The reason? Though Scanadu has been working with the Food and Drug Administration to get full approval for this and other devices, it seems Scout didn’t make the cut.
Scanadu used Scout, which could detect vitals such as temperature and upload that information to a smartphone, as a preliminary device for medical research. The device could also send collected information from an app to your doctor.
While there’s no word yet from the FDA as to why it ordered Scanadu to shut down support for Scout, it could be because of the highly sensitive nature of the information passed over cellphones.

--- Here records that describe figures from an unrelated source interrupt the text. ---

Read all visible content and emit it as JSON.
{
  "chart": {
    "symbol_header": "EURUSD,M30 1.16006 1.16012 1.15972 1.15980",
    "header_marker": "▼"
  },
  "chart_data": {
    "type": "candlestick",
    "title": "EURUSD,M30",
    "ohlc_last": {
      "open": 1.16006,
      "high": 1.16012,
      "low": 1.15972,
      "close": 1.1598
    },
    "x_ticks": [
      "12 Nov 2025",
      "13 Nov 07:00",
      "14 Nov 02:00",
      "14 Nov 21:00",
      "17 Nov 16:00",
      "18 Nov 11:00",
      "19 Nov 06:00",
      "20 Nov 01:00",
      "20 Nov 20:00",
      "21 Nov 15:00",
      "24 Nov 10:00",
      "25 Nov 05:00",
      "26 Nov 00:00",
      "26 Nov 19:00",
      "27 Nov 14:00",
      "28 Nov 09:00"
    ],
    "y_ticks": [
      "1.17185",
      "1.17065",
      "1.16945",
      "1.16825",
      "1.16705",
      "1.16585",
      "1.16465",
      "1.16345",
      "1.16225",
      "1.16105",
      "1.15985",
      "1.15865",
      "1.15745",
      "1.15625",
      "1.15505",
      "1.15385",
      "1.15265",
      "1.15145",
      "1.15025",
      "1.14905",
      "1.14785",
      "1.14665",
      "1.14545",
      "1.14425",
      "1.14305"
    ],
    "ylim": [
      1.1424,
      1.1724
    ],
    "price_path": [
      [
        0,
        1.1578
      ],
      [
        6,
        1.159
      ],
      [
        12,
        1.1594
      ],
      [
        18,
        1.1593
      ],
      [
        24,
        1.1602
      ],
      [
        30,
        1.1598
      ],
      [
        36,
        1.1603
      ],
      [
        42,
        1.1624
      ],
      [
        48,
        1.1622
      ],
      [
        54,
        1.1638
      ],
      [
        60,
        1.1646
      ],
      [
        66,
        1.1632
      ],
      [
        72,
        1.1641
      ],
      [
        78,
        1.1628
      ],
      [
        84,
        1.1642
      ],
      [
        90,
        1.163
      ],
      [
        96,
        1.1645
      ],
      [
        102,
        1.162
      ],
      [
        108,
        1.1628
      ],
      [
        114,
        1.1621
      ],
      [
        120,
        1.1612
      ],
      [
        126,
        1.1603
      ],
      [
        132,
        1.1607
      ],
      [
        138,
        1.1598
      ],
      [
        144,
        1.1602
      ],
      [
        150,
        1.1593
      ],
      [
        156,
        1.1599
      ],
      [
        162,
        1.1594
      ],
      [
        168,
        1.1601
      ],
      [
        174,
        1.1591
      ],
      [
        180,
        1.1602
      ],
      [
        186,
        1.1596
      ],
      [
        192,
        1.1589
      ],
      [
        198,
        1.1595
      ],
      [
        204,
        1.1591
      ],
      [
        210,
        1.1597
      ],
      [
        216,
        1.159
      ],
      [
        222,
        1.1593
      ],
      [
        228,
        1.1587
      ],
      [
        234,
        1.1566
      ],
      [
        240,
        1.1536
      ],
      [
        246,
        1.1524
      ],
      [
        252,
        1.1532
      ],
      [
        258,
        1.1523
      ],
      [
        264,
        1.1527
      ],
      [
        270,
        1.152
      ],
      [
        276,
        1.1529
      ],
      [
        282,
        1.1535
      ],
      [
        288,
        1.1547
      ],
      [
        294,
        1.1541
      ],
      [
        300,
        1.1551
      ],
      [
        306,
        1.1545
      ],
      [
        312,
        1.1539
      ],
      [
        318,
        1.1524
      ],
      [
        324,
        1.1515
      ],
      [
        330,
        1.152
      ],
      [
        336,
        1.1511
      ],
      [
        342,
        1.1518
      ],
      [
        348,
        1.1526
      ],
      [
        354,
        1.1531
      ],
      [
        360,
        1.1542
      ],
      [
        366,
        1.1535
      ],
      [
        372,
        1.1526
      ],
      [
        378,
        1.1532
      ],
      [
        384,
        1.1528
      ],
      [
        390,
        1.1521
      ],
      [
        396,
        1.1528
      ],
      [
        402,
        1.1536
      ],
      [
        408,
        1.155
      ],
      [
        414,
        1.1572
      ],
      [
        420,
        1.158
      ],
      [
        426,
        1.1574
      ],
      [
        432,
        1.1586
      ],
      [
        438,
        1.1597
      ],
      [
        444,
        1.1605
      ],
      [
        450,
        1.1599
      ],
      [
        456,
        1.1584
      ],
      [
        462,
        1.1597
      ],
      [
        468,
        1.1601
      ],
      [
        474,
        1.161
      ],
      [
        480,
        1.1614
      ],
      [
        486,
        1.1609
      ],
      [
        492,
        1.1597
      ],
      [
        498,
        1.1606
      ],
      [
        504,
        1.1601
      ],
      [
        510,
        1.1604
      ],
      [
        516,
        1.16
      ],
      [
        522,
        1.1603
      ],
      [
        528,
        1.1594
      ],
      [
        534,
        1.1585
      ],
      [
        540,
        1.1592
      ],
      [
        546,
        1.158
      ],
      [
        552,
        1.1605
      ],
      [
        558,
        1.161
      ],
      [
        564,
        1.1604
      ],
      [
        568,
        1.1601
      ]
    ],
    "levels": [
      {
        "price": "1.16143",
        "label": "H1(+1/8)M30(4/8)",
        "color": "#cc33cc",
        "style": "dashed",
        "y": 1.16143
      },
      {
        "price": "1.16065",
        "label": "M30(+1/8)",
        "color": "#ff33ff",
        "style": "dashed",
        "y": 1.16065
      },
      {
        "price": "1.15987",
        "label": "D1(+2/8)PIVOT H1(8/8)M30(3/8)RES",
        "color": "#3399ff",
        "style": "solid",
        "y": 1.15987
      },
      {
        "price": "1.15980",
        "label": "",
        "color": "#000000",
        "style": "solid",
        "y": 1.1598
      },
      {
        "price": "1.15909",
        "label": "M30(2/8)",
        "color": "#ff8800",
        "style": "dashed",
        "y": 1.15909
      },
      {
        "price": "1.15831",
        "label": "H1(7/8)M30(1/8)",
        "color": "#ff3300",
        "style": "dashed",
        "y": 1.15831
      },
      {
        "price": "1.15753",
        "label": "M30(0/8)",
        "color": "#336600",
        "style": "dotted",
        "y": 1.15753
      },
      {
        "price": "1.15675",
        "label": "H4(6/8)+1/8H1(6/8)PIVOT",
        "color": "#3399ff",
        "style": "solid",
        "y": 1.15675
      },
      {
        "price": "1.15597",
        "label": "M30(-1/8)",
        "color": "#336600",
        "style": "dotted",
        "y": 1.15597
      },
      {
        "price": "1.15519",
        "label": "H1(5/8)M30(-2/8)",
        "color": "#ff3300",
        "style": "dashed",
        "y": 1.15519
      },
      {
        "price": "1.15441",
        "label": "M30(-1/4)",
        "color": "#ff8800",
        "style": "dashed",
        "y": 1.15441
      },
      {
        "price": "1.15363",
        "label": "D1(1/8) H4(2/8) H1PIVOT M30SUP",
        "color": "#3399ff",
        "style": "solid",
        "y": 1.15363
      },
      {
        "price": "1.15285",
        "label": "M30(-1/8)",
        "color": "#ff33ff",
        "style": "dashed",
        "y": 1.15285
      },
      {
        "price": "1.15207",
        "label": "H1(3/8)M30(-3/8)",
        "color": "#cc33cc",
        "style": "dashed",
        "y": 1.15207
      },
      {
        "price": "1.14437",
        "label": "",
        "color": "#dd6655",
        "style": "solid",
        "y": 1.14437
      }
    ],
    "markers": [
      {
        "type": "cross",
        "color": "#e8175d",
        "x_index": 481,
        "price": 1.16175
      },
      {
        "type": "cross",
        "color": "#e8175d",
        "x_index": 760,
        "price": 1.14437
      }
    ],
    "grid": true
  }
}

Scanadu came out of the X Prize Foundation’s Qualcomm Tricorder competition, but soon broke an Indiegogo record, raising more than $1.6 million in less than a month for the Scout, a medical device that could check for heart rate, blood pressure and body temperature.
The letter sent to Scout supporters talks about the startup’s commitment to continue bringing innovative technologies to consumers.
“Thank you for your dedication to Scanadu Scout over the past years. We have learned a lot from your usage data and feedback. The success of this project wouldn’t have been possible without you,” the letter reads.
But it is the collection of that data without anything in return that has sparked a lot of anger in those who’ve bought and supported the use of Scout.
Another user, long time supporter Dr. David Fraser wrote TechCrunch in an email, “They basically took our money, took our data, took the learnings from the process and dumped the very backers who got them started. No recompense, no future trade-up voucher, nada!”
We’ve reached out to Scanadu for comment and are waiting to hear back.